The World Food Program is one of many humanitarian organizations trying to raise aid for Gaza.
The World Health Organization said Friday that food availability in the Gaza Strip has improved only slightly, although the risk of famine remains in the besieged Palestinian territory, home to 2.4 million people.
Israel has repeatedly accused the United Nations and nongovernmental organizations of not distributing aid fast enough.
Aid agencies blame Israeli-imposed restrictions and inspections for the trickle of essential goods into Palestinian enclaves.
Hamas' unprecedented attack on Israel on October 7 sparked the Gaza war, killing more than 1,170 people, mostly civilians, according to an AFP tally of Israeli officials.
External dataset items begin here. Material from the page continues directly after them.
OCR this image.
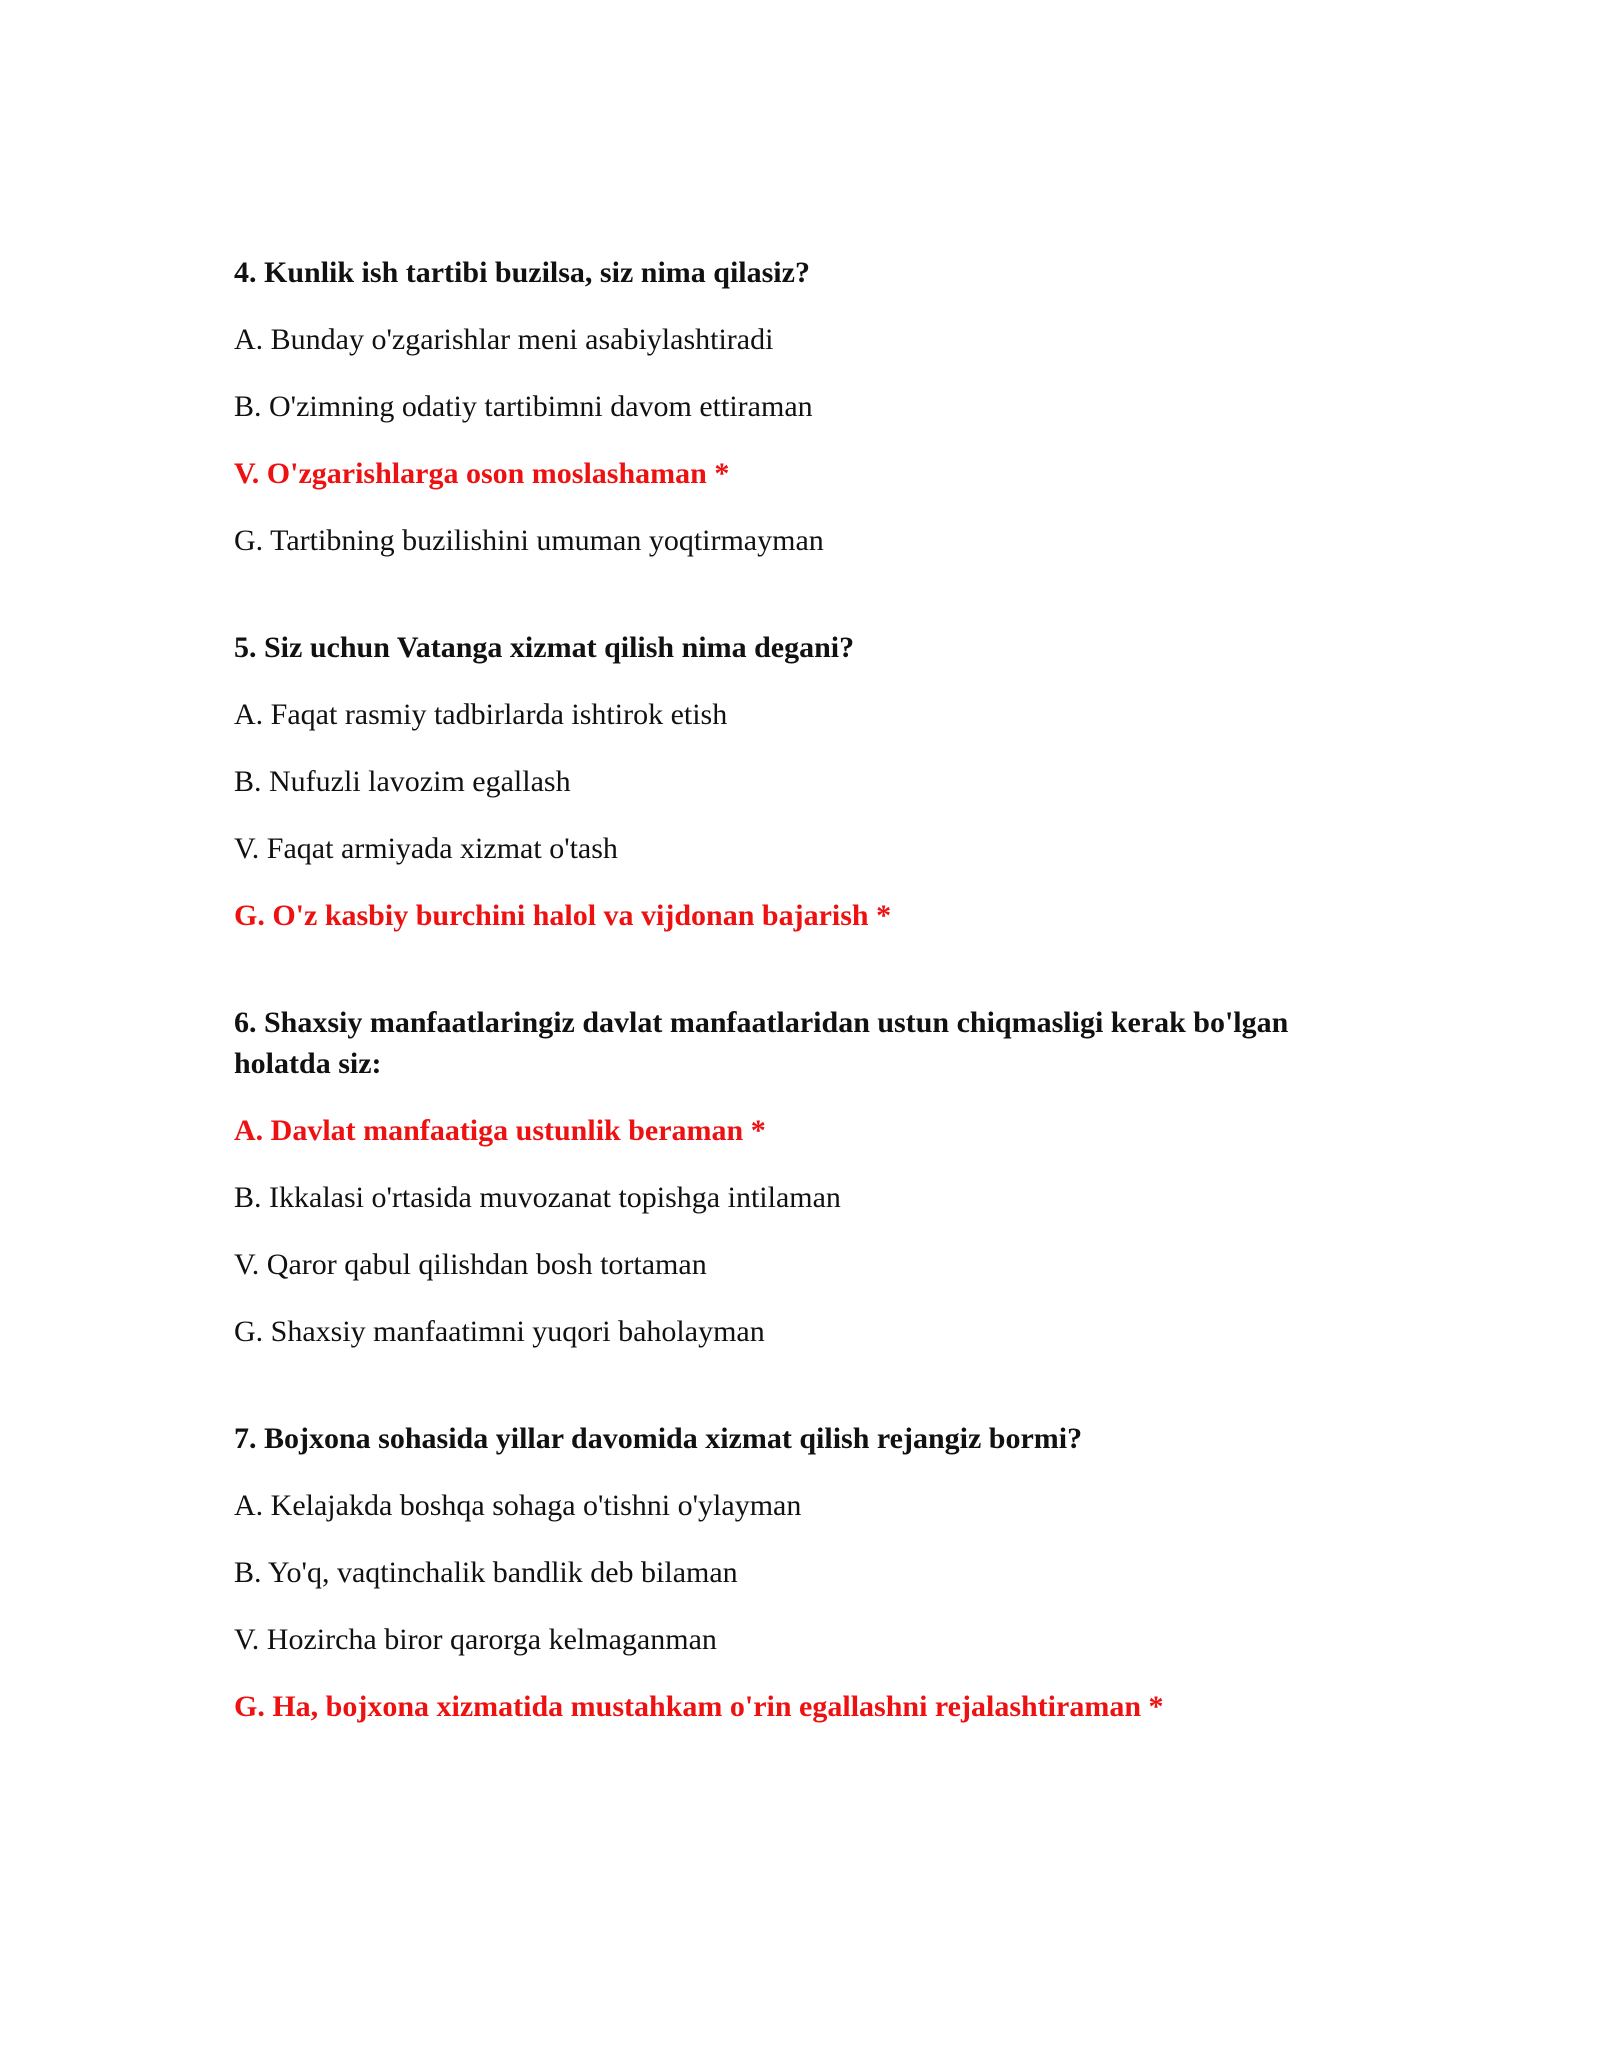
4. Kunlik ish tartibi buzilsa, siz nima qilasiz?

A. Bunday o'zgarishlar meni asabiylashtiradi

B. O'zimning odatiy tartibimni davom ettiraman

V. O'zgarishlarga oson moslashaman *

G. Tartibning buzilishini umuman yoqtirmayman

5. Siz uchun Vatanga xizmat qilish nima degani?

A. Faqat rasmiy tadbirlarda ishtirok etish

B. Nufuzli lavozim egallash

V. Faqat armiyada xizmat o'tash

G. O'z kasbiy burchini halol va vijdonan bajarish *

6. Shaxsiy manfaatlaringiz davlat manfaatlaridan ustun chiqmasligi kerak bo'lgan holatda siz:

A. Davlat manfaatiga ustunlik beraman *

B. Ikkalasi o'rtasida muvozanat topishga intilaman

V. Qaror qabul qilishdan bosh tortaman

G. Shaxsiy manfaatimni yuqori baholayman

7. Bojxona sohasida yillar davomida xizmat qilish rejangiz bormi?

A. Kelajakda boshqa sohaga o'tishni o'ylayman

B. Yo'q, vaqtinchalik bandlik deb bilaman

V. Hozircha biror qarorga kelmaganman

G. Ha, bojxona xizmatida mustahkam o'rin egallashni rejalashtiraman *
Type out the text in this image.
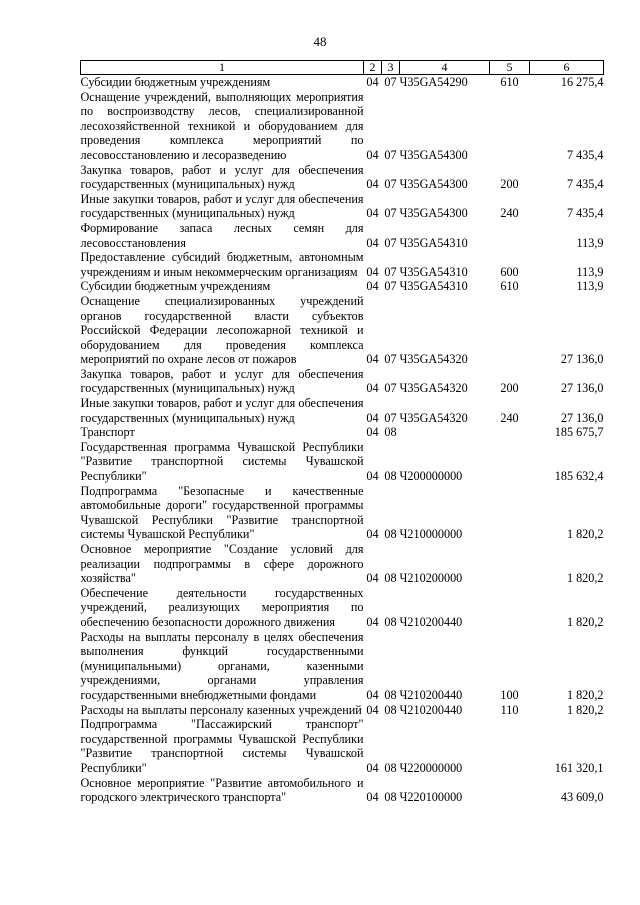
48
1	2	3	4	5	6
Субсидии бюджетным учреждениям	04	07	Ч35GA54290	610	16 275,4
Оснащение учреждений, выполняющих мероприятия по воспроизводству лесов, специализированной лесохозяйственной техникой и оборудованием для проведения комплекса мероприятий по лесовосстановлению и лесоразведению	04	07	Ч35GA54300		7 435,4
Закупка товаров, работ и услуг для обеспечения государственных (муниципальных) нужд	04	07	Ч35GA54300	200	7 435,4
Иные закупки товаров, работ и услуг для обеспечения государственных (муниципальных) нужд	04	07	Ч35GA54300	240	7 435,4
Формирование запаса лесных семян для лесовосстановления	04	07	Ч35GA54310		113,9
Предоставление субсидий бюджетным, автономным учреждениям и иным некоммерческим организациям	04	07	Ч35GA54310	600	113,9
Субсидии бюджетным учреждениям	04	07	Ч35GA54310	610	113,9
Оснащение специализированных учреждений органов государственной власти субъектов Российской Федерации лесопожарной техникой и оборудованием для проведения комплекса мероприятий по охране лесов от пожаров	04	07	Ч35GA54320		27 136,0
Закупка товаров, работ и услуг для обеспечения государственных (муниципальных) нужд	04	07	Ч35GA54320	200	27 136,0
Иные закупки товаров, работ и услуг для обеспечения государственных (муниципальных) нужд	04	07	Ч35GA54320	240	27 136,0
Транспорт	04	08			185 675,7
Государственная программа Чувашской Республики "Развитие транспортной системы Чувашской Республики"	04	08	Ч200000000		185 632,4
Подпрограмма "Безопасные и качественные автомобильные дороги" государственной программы Чувашской Республики "Развитие транспортной системы Чувашской Республики"	04	08	Ч210000000		1 820,2
Основное мероприятие "Создание условий для реализации подпрограммы в сфере дорожного хозяйства"	04	08	Ч210200000		1 820,2
Обеспечение деятельности государственных учреждений, реализующих мероприятия по обеспечению безопасности дорожного движения	04	08	Ч210200440		1 820,2
Расходы на выплаты персоналу в целях обеспечения выполнения функций государственными (муниципальными) органами, казенными учреждениями, органами управления государственными внебюджетными фондами	04	08	Ч210200440	100	1 820,2
Расходы на выплаты персоналу казенных учреждений	04	08	Ч210200440	110	1 820,2
Подпрограмма "Пассажирский транспорт" государственной программы Чувашской Республики "Развитие транспортной системы Чувашской Республики"	04	08	Ч220000000		161 320,1
Основное мероприятие "Развитие автомобильного и городского электрического транспорта"	04	08	Ч220100000		43 609,0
The insurgents also took about 250 hostages, and Israel estimates that 128 of them remain in Gaza, and 35 of them are believed to have died.
Israel's devastating retaliatory campaign has killed at least 34,622 people in the Gaza Strip, the majority of them women and children, according to the Hamas-run region's health ministry.
(Except for the headline, this story has not been edited by NDTV staff and is published from a syndicated feed.)